California beach town sees flooding from hurricane
Thundering surf spawned by a Pacific hurricane pounded the Southern California coast yesterday, causing minor flooding in a low-lying beach town, knocking pilings from under the Malibu Pier and drawing daredevil surfers and body-boarders into churning waves as crowds of spectators lined the shore.
Residents of about four blocks of homes along Seal Beach, south of Los Angeles, swept seawater out of ground-floor rooms after flooding overnight.
With the next high tide looming near midday, bulldozers worked to reinforce a six-foot-tall sand berm created to protect homes and shoreline facilities, a measure normally not needed until winter.
Despite the danger, surfers and body-boarders flocked to favoured spots such as the notorious Wedge at Newport Beach and Surfrider in Malibu, where a surfer died Tuesday after being pulled from the water. It was not clear whether the death was related to the surf or a medical condition.
Extra lifeguards were on duty and there were repeated rescues.

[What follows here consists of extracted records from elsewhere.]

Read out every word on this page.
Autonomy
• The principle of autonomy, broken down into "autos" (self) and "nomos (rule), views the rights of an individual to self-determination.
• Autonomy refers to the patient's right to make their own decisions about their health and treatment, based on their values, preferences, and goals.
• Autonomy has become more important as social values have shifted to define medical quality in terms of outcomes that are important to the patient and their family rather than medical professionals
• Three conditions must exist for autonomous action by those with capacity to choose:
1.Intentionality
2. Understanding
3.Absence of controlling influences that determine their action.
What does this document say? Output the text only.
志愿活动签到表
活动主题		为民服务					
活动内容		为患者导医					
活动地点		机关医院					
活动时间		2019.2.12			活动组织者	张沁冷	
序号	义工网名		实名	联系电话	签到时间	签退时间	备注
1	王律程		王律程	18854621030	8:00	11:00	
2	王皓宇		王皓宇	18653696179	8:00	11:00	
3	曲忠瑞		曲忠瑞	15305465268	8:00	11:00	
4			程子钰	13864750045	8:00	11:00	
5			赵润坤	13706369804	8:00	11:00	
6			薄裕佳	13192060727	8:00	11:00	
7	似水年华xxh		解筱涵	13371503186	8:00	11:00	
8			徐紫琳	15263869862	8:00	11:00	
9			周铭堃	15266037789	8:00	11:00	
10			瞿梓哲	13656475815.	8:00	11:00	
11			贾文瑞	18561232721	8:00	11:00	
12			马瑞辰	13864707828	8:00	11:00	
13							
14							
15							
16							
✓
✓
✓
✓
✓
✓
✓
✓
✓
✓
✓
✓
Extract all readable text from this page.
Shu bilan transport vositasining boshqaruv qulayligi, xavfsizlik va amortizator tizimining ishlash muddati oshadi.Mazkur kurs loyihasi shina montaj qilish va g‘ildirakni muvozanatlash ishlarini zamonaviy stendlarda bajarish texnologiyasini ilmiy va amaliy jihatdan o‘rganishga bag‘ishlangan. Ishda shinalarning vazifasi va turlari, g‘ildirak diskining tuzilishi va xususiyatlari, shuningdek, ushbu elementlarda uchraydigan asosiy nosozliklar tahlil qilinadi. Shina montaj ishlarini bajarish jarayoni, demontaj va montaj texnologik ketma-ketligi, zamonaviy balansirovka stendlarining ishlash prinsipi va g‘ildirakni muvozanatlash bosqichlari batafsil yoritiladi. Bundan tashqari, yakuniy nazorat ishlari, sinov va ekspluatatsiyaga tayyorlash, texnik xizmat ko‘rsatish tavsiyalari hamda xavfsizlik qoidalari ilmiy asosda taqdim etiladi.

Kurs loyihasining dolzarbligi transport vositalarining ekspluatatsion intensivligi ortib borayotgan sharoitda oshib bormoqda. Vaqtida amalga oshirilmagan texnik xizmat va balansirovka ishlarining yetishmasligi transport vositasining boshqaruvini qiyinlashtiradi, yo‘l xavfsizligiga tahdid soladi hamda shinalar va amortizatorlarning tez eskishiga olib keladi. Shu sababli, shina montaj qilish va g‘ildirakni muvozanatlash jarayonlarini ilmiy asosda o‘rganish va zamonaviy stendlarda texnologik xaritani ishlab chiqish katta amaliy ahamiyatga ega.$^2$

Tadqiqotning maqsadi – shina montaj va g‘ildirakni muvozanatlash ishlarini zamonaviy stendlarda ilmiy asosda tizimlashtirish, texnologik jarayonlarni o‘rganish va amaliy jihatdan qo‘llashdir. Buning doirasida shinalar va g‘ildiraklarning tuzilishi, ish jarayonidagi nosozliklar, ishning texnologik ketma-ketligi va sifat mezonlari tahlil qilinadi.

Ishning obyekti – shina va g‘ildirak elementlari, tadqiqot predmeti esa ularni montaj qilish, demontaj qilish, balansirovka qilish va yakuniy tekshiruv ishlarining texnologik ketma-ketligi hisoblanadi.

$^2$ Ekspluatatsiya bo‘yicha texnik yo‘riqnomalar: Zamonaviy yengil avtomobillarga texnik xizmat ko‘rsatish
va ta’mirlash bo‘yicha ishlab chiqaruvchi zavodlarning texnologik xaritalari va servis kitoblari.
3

"It's very hectic, stormy and dangerous, really," said Scott Bosco, 26, who surfed Seal Beach for an hour but only managed to catch two waves because of the roughness. "You live for days like this. I'm definitely coming back later after school."
The towering waves and rip currents were being produced by swells generated by Hurricane Marie in the Pacific Ocean about 800 miles west of the southern tip of Mexico's Baja California peninsula. Although Marie will likely weaken to tropical storm levels, life-threatening water conditions were expected to continue through today.